Представляю, как зашипела на меня бы сейчас Арина. Наркоманов она очень жалела и говорила, что правильно называть их “ПИНами” (потребителями инъекционных наркотиков). Это чтоб не обидеть.
– Ты просто толком и не жил трезвым. В детстве только. И на зоне. Я бы на твоём месте тоже не знал, как жить… Тут не в вирусе дело… – продолжаю я.
– И что мне делать? – спрашивает Кирилл и смотрит на меня, как щенок, которому прищемили хвост.
– А я откуда знаю?! К “Анонимным наркоманам” сходи, тетка тебя всё тянет туда…
Кирилл энергично мотает головой:
– Не, у них там духовность всё какая-то.
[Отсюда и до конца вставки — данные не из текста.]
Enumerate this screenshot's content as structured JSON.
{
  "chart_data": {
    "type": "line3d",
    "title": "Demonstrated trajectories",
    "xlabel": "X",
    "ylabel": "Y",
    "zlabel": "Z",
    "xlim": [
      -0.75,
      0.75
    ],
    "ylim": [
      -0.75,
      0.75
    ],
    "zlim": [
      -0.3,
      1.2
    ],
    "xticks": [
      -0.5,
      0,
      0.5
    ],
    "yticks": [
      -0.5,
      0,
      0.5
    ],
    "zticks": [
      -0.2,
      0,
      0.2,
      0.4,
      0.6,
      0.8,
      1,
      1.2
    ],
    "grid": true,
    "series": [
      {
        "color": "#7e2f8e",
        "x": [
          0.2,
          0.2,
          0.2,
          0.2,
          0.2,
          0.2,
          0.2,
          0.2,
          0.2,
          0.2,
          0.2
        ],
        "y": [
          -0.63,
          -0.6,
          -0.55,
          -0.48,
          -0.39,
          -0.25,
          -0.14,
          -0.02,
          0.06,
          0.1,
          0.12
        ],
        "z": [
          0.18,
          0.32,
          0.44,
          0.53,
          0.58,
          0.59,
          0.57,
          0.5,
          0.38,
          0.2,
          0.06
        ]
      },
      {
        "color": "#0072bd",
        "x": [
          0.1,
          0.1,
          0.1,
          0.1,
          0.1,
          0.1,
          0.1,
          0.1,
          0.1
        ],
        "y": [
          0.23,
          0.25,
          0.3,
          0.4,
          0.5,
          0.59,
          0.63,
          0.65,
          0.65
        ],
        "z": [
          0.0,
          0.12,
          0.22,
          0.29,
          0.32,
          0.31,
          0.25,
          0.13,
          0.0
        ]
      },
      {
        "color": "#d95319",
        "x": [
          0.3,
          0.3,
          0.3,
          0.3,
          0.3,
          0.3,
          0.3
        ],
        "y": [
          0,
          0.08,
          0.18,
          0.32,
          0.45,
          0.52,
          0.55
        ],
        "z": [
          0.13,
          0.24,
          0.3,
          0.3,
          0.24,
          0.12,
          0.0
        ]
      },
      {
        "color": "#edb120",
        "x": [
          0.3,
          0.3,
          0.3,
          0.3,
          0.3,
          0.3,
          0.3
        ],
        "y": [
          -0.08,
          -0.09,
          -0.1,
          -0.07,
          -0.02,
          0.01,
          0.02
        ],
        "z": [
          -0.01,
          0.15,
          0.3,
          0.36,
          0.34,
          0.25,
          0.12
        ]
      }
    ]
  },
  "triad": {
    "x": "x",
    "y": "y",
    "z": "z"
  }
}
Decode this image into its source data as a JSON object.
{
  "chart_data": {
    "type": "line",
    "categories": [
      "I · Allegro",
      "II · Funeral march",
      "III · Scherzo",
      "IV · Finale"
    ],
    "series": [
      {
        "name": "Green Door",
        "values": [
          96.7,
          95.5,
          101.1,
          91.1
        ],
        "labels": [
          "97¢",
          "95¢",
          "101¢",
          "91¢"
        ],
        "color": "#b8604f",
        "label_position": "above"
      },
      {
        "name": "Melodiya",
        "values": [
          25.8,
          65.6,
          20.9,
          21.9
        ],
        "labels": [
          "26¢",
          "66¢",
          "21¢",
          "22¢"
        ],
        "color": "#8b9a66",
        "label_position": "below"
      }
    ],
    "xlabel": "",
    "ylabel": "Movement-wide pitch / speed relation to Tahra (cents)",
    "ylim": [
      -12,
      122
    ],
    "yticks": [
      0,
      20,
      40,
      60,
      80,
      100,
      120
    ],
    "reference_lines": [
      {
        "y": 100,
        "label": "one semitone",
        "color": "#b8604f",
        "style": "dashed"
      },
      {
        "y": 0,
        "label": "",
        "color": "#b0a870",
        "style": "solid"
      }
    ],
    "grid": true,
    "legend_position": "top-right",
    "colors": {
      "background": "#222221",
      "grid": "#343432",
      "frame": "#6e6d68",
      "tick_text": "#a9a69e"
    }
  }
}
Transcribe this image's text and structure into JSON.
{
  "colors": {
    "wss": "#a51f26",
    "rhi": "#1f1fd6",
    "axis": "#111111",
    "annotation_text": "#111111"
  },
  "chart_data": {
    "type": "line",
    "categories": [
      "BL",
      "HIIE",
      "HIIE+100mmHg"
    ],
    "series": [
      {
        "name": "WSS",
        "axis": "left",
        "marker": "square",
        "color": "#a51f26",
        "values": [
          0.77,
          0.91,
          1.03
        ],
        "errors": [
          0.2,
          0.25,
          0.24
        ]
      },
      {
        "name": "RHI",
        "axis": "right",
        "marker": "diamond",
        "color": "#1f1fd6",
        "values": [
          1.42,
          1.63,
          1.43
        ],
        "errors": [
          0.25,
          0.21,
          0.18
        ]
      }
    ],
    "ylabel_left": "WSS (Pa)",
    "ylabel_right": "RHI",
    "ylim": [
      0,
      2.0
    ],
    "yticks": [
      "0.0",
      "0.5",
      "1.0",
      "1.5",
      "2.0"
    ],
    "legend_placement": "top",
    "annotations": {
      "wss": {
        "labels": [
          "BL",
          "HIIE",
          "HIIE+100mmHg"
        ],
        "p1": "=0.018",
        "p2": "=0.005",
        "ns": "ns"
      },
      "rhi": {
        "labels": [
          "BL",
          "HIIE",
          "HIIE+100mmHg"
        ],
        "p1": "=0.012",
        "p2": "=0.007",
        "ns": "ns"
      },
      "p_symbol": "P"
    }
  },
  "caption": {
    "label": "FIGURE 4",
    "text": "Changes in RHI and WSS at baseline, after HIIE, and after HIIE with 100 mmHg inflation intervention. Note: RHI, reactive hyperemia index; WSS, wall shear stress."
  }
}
Верить во что-то надо. Херня это всё…
– Тогда ваши предложения, друзья, – иронически обращаюсь к остальным обитателям палаты. – Как будем спасать Кирюшу?..
Джавад нахмурил монобровь:
– Вот если б наркоманы, с***, знали, что их ждёт смертная казнь, сто раз бы подумали, прежде чем эту гадость пробовать, да… А так – делай что хочешь, себя убивай, другим продавай, ужас, да… Не хочу поэтому, чтоб мой сын рос тут. Жену свою, когда родит, отправлю в деревню на родину. Пусть там ребенок растёт, да…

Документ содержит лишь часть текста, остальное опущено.